Nevada’s election chief says the state’s much-ballyhooed new system for electronically delivering absentee ballots to troops and other citizens overseas isn’t an “online” voting system, even if it offers those abroad the option of emailing marked ballots to county clerks. But his boss, Nevada Secretary of State Ross Miller, described the system differently in testimony to Congress last year, boasting that it would allow voters abroad “to request, mark and deliver a ballot to their county without the need of a printer or a scanner.” The office of Pentagon Inspector General John Rymer is taking a hard look at systems like Nevada’s to see whether they’re violating a prohibition on the use of Defense Department grant dollars to create online voting systems, a spokeswoman for Rymer told McClatchy. The prohibition was spurred by concerns that those systems are vulnerable to hackers. Republican Rep. Joe Wilson of South Carolina, the chairman of a House Armed Services subcommittee on military personnel, and the panel’s ranking Democrat, California Rep. Susan Davis, wrote Rymer last June requesting “a full and thorough investigation” to determine whether they’re designed to return votes electronically. So far, the inspector general’s office said, Rymer has ordered only an “assessment” of whether grant recipients are skirting the rules – a review not previously disclosed. At Wilson’s and Davis’ request, the inspector general’s office also is examining how an obscure Pentagon unit, whose task is to facilitate absentee voting overseas, spent $85 million in research funding from 2009 to 2013, Rymer’s office said.

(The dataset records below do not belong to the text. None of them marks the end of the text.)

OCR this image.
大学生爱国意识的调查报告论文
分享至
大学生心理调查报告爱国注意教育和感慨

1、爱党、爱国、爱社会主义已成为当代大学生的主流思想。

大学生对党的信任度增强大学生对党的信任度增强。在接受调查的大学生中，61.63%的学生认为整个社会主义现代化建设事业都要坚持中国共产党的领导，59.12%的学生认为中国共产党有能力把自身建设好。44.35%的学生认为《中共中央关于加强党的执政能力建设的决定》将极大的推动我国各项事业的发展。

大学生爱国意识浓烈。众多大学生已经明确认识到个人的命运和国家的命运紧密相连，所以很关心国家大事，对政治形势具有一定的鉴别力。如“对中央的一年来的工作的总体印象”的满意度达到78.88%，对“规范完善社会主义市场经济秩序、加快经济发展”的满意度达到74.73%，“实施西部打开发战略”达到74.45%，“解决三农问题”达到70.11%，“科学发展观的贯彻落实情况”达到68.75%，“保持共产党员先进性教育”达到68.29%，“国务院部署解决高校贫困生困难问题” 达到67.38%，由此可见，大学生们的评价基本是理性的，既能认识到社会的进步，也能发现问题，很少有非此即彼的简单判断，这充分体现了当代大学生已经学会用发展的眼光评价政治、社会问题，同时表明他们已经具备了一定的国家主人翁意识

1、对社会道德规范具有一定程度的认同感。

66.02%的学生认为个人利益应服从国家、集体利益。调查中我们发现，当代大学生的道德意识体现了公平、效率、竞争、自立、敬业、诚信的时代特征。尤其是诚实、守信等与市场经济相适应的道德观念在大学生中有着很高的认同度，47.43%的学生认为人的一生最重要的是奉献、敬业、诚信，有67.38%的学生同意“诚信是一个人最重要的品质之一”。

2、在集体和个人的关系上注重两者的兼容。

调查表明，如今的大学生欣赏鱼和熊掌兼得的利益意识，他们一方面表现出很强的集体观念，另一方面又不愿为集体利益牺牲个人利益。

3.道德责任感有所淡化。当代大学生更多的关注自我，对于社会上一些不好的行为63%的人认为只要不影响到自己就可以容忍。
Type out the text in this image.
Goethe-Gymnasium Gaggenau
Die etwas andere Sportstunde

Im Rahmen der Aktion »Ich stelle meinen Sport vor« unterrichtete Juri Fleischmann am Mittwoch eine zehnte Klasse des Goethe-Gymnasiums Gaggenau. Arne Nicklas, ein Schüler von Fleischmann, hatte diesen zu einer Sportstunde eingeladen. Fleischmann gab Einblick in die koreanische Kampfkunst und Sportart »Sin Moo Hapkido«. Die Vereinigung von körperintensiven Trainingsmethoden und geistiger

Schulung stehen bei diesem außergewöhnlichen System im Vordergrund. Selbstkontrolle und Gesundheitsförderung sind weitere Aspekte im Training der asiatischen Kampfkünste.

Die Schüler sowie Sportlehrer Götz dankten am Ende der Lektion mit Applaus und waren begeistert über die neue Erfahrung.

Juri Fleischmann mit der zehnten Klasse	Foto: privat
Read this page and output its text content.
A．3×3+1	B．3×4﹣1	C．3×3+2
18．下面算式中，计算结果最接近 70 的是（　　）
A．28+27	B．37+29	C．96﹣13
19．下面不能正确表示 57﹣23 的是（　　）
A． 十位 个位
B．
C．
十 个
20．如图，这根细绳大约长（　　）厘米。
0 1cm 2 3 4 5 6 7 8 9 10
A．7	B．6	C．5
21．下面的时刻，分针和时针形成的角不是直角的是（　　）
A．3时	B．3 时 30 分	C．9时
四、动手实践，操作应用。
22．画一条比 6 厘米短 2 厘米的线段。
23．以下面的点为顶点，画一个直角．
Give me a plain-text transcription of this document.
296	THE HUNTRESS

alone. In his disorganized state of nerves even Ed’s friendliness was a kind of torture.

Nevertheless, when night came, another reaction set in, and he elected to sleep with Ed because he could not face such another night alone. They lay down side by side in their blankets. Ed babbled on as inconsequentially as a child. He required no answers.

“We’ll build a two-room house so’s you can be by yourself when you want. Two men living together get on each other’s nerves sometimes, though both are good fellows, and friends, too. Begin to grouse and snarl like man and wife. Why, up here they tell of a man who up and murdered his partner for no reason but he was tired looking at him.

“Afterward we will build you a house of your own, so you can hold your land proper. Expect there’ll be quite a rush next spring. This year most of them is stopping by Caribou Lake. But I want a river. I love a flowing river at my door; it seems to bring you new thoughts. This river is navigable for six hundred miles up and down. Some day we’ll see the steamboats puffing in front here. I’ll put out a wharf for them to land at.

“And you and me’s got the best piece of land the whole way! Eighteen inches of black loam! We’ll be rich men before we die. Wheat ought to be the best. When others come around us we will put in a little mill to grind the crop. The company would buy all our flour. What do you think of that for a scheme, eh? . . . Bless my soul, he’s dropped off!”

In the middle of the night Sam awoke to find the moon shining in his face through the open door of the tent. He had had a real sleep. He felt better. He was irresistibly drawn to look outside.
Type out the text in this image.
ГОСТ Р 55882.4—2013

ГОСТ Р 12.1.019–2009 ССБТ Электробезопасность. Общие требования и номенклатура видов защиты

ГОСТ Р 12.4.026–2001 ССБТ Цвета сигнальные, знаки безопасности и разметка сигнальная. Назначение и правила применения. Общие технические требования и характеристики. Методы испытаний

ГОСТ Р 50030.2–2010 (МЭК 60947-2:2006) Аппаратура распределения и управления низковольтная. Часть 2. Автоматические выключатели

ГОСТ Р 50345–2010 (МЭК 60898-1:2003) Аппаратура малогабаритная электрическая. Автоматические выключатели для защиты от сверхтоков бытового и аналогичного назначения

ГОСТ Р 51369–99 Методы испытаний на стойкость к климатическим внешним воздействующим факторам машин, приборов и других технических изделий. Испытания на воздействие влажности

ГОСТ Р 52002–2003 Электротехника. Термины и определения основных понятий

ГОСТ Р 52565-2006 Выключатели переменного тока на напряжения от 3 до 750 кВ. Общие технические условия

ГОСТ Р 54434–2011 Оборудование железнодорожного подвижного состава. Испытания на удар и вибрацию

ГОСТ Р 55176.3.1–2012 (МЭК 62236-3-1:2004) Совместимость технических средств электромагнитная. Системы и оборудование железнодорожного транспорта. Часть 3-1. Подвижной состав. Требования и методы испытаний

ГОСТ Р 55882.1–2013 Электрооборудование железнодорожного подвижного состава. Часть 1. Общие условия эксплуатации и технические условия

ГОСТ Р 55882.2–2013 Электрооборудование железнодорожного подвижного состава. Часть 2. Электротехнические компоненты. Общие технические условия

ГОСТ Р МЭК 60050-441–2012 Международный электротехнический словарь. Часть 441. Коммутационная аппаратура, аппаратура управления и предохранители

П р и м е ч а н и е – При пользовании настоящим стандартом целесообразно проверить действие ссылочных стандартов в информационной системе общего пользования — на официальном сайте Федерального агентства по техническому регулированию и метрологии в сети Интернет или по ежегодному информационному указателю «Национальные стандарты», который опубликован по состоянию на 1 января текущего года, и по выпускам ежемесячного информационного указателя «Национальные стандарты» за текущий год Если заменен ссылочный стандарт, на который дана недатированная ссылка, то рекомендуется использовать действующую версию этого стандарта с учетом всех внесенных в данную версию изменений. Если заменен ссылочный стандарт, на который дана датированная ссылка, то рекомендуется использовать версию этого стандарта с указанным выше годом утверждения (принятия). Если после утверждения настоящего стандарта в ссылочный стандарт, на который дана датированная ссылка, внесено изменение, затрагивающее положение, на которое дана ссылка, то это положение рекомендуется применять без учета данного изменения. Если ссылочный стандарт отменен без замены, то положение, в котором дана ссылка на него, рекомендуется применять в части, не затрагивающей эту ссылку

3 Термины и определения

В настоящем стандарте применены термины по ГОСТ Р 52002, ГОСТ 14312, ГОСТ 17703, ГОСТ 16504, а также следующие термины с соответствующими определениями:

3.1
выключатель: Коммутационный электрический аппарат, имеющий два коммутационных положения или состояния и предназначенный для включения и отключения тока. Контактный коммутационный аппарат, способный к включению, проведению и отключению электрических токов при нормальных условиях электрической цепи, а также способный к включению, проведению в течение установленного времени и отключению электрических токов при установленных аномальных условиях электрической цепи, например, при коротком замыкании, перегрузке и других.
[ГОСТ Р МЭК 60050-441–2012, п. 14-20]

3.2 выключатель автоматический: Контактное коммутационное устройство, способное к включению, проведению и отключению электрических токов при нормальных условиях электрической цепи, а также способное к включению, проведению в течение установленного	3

The Pentagon’s Federal Voting Assistance Program doled out much of that money in grants to states and counties for voting system upgrades in what has become a race to capitalize on new technology that makes it easier for troops stationed overseas to cast their ballots. About 30 states, most of which received grants from the program, have developed some form of online voting.
The problem is that numerous cybersecurity experts warn that votes cast over the Internet, including through email, are vulnerable to vote tampering or even large-scale schemes to rig elections. Another drawback is that they do not create a verifiable paper trail in the event of a recount, as do many state electronic voting systems.
… John Sebes, chief technology officer for the California-based Open Source Election Technology Foundation, said that email is “the most convenient and least secure transport mechanism,” and that there are multiple ways for hackers to tamper with the process. … Sebes said that the biggest vulnerability occurs at the point where electronic documents arrive at an election data center. Even if there is no mischief, he said, election officials advocating email voting are asking for “a whole new different type of trust.”